Reducing speed limits on motorways was identified as a possible longer term transport mitigation measure in the National Mitigation Plan in 2017 (Measure T24) because energy use increases at higher travelling speeds. During the drafting of the Plan, my Department officials estimated that the impact of reducing maximum speed limits on motorways from 120km/h to 110km/h for cars and vans and from 90km/h to 80km/h for heavy goods vehicles compared to current speed limits would result in a potential cumulative greenhouse gas emission reduction saving of 1,881 tkCO2 over the period 2017-2030. Further analysis carried out by my Department during the development of the Climate Action Plan 2019 suggested that under the same speed limit reductions approximately 1,700 tkCO2 of transport emissions could be abated between 2020 and 2030. Assuming annual transport emissions remained relatively stable over this time period (c. 12 MtCO2 per annum) it could be expected that reducing speed limits could yield a 1.4% annual reduction in transport emissions.

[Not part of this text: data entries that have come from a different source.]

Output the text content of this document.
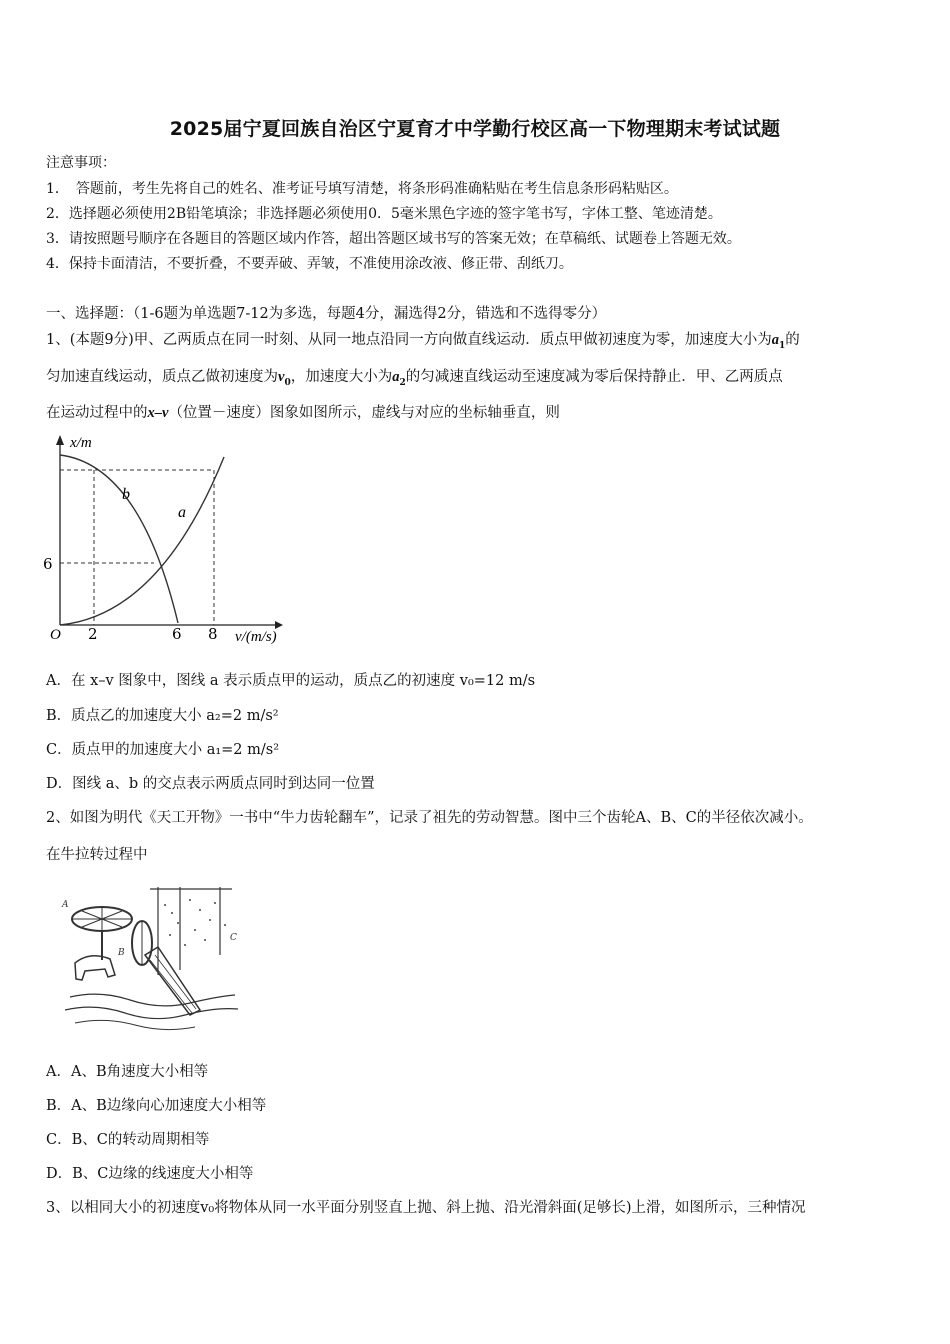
2025届宁夏回族自治区宁夏育才中学勤行校区高一下物理期末考试试题
注意事项：
1．　答题前，考生先将自己的姓名、准考证号填写清楚，将条形码准确粘贴在考生信息条形码粘贴区。
2．选择题必须使用2B铅笔填涂；非选择题必须使用0．5毫米黑色字迹的签字笔书写，字体工整、笔迹清楚。
3．请按照题号顺序在各题目的答题区域内作答，超出答题区域书写的答案无效；在草稿纸、试题卷上答题无效。
4．保持卡面清洁，不要折叠，不要弄破、弄皱，不准使用涂改液、修正带、刮纸刀。
一、选择题：（1-6题为单选题7-12为多选，每题4分，漏选得2分，错选和不选得零分）
1、(本题9分)甲、乙两质点在同一时刻、从同一地点沿同一方向做直线运动．质点甲做初速度为零，加速度大小为$a_1$的
匀加速直线运动，质点乙做初速度为$v_0$，加速度大小为$a_2$的匀减速直线运动至速度减为零后保持静止．甲、乙两质点
在运动过程中的x–v（位置－速度）图象如图所示，虚线与对应的坐标轴垂直，则
x/m
v/(m/s)
O 2	6 8
6
a
b
A．在 x–v 图象中，图线 a 表示质点甲的运动，质点乙的初速度 v₀=12 m/s
B．质点乙的加速度大小 a₂=2 m/s²
C．质点甲的加速度大小 a₁=2 m/s²
D．图线 a、b 的交点表示两质点同时到达同一位置
2、如图为明代《天工开物》一书中“牛力齿轮翻车”，记录了祖先的劳动智慧。图中三个齿轮A、B、C的半径依次减小。
在牛拉转过程中
A
B
C
A．A、B角速度大小相等
B．A、B边缘向心加速度大小相等
C．B、C的转动周期相等
D．B、C边缘的线速度大小相等
3、以相同大小的初速度v₀将物体从同一水平面分别竖直上抛、斜上抛、沿光滑斜面(足够长)上滑，如图所示，三种情况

There are possible co-benefits to reducing driving speeds, in relation to road safety and air quality; however, negative economic impacts, reduced fuel tax revenue, and longer travel times are also noteworthy concerns. Furthermore, it is possible that a proportion of the motorway traffic would divert on to secondary networks as a result of a reduced speed limit with associated unintended consequences. Reviews to the design speed for existing infrastructure and speed enforcement procedures would be required in light of any proposal to lower speed limits. It should also be highlighted that National Strategic Outcome 2 (Enhanced Regional Accessibility) in the National Planning Framework commits to improving average journey times for connectivity reasons, targeting an average inter-urban speed of 90kph; a reduced motorway speed limit may be in conflict with this aim.
Moreover, actual fuel consumption benefits of lower speed limits for motorway drivers is dependent on a number of external factors such as vehicle types, driving patterns, the frequency of speeding, road load patterns and congestion levels. I am given to understand that carbon savings from lower speed can also vary markedly depending on engine characteristics, vehicle weight, distances travelled and supplementary equipment such as rear mounted storage racks or even taxi signs. In addition, the vehicles we drive and the fuels that power them are steadily becoming less carbon intensive; new vehicles must comply with increasingly more stringent standards and the penetration of renewable biofuels as a share of road transport energy has increased significantly over recent years. In 2018, it is estimated that biofuel use saved over 500 tkCO2, over 4% of transport emissions. Such developments will erode emissions reduction benefits of reducing speed limits.
As we contemplate the extent of the climate challenge which we now face, it is imperative that we continue to consider all measures which may deliver emissions savings. The Climate Action Plan is to be reviewed annually, and I expect that my Department will examine once again the issue of decreasing speed limits as a potential emission-saving measure at this time.